‘Kaspersky sabote des concurrents avec du faux malware’

Kaspersky. © .
Pieterjan Van Leemputten

Deux ex-employés de Kaspersky accusent le spécialiste russe de la sécurité de qualifier faussement dangereux des fichiers, afin de saboter des concurrents.

Le duo, qui s’est confié de manière anonyme à l’agence Reuters, déclare que cette pratique dure depuis une dizaine d’années déjà avec un pic entre 2009 et 2013. Une petite équipe au sein de Kaspersky se serait spécialisé en ingénierie à rebours (‘reverse engineering’) pour connaître ainsi comment alerter la détection virale de concurrents au moyen de fichiers tout à fait inoffensifs.

L’un des exemples cités par Reuters consisterait à compléter un fichier inoffensif avec du code soi-disant dangereux. Ce fichier est ensuite transféré anonymement vers une banque de données de virus telles VirusTotal (de Google), où d’autres entreprises le rapatrient et le considèrent indûment comme dangereux. Mais comme le fichier ressemble étrangement à des fichiers existants sur votre PC, il y est aussi indûment défini comme dangereux et supprimé.

Selon les deux ex-collaborateurs, Kaspersky voulait, souvent à l’initiative du fondateur Eugene Kaspersky en personne, coincer ainsi des concurrents qui, selon ce dernier, imitaient son entreprise, plutôt que d’innover elles-mêmes. Les actions cibleraient notamment Microsoft, AVG et Avast, qui fournissent toutes un logiciel antivirus gratuit.

Saboter des concurrents avec ce genre d’actions n’est pas impensable. Surtout du fait que depuis quelques années, le secteur partage vite beaucoup d’informations sur les nouvelles menaces. En outre, nombre d’éditeurs d’antivirus prennent des licences sur les moteurs logiciels d’acteurs plus importants et n’innovent donc pas sur le plan de la sécurité.

Emprunter chez les Russes

Détail intéressant: l’entreprise Kaspersky est depuis assez longtemps déjà fâchée sur des concurrents qui jouent les emprunteurs chez elle. En 2010, l’entreprise avait diffusé dix fichiers inoffensifs via VirusTotal qu’elle avait définis comme dangereux pour observer ensuite que quatorze entreprises de produits de sécurité avaient repris ses recommandations sans plus ample contrôle. Kaspersky avait dévoilé publiquement ses observations dans l’espoir que le secteur en tirerait les leçons. Le fait que rien ne changea par la suite, incita l’entreprise à aller encore plus loin dans ses pratiques, selon les témoins anonymes.

Kaspersky: “Jamais”

Chez Kaspersky même, l’on dément avec force appliquer ce genre de pratiques. “Notre entreprise n’a jamais mené de campagnes secrètes pour déclencher de faux résultats positifs chez ses concurrents, en vue de porter préjudice à leur position sur le marché”, y déclare-t-on à l’agence Reuters. Eugene Kaspersky en personne se dit par ailleurs avoir déjà été la victime de ce genre de tentatives.

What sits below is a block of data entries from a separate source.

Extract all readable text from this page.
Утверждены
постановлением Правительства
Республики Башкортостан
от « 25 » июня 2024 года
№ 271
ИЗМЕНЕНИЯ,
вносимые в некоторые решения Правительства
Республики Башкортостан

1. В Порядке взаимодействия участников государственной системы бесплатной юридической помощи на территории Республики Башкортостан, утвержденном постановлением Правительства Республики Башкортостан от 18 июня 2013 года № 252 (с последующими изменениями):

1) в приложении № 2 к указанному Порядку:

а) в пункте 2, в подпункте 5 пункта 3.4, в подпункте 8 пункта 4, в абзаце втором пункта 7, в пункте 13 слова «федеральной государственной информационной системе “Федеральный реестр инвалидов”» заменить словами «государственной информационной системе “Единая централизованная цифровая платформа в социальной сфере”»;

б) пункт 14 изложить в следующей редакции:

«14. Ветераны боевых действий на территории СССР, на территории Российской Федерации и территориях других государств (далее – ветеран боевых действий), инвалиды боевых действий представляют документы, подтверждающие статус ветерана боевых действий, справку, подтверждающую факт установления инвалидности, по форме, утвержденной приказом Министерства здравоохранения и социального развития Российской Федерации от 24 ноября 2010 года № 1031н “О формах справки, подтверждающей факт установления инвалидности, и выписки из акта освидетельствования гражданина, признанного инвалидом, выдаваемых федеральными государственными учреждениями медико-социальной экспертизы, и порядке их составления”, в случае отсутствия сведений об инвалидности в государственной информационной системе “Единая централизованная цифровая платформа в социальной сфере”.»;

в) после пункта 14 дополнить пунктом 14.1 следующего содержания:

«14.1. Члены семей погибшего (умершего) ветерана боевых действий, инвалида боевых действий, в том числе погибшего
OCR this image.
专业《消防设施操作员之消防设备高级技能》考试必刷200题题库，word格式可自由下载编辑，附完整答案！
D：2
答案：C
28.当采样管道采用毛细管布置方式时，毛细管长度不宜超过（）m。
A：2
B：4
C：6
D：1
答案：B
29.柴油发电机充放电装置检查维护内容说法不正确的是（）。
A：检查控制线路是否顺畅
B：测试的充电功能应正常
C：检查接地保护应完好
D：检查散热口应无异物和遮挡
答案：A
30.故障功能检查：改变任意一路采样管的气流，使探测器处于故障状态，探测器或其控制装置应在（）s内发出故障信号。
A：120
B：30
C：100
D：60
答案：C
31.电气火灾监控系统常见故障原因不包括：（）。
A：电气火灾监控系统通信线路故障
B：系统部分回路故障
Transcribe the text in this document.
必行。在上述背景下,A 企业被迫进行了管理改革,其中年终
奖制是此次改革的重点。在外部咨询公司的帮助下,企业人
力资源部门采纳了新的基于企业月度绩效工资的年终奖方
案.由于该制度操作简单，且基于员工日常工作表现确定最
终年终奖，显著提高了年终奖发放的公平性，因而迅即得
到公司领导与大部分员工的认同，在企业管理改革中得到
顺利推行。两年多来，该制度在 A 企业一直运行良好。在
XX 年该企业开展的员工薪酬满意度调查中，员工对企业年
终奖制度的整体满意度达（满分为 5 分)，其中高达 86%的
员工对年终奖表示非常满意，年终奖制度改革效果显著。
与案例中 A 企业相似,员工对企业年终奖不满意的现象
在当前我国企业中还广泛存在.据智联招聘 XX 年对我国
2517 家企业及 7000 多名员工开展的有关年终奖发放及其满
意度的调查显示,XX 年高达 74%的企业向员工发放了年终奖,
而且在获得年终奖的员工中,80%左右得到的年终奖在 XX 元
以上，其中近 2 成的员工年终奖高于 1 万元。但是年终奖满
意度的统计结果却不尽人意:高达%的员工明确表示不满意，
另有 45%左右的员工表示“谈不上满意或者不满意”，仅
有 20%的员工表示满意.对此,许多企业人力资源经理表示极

Les entreprises citées en tant que victimes confirment cependant faire régulièrement l’objet de tentatives de sabotage, mais personne ne veut prétendre que c’est de la part de Kaspersky.

Sabotage par ou de Kaspersky?

Il nous faut ici aussi nuancer le fait que les affirmations collectées par Reuters ne sont pas solidement étayées. L’éditeur russe de produits sécurité a acquis au cours de la décennie écoulée une réputation à la fois très forte et fiable en tant que spécialiste dans le domaine. Rappelons que c’est lui qui a réussi notamment à démasquer Stuxnet, le ver (probablement d’origine américaine) qui sabota le programme nucléaire iranien.

Il est certes parfaitement possible que Kaspersky sabote vraiment ses concurrents, mais il se peut tout aussi bien que les témoignages en question soient une façon de saboter Kaspersky elle-même.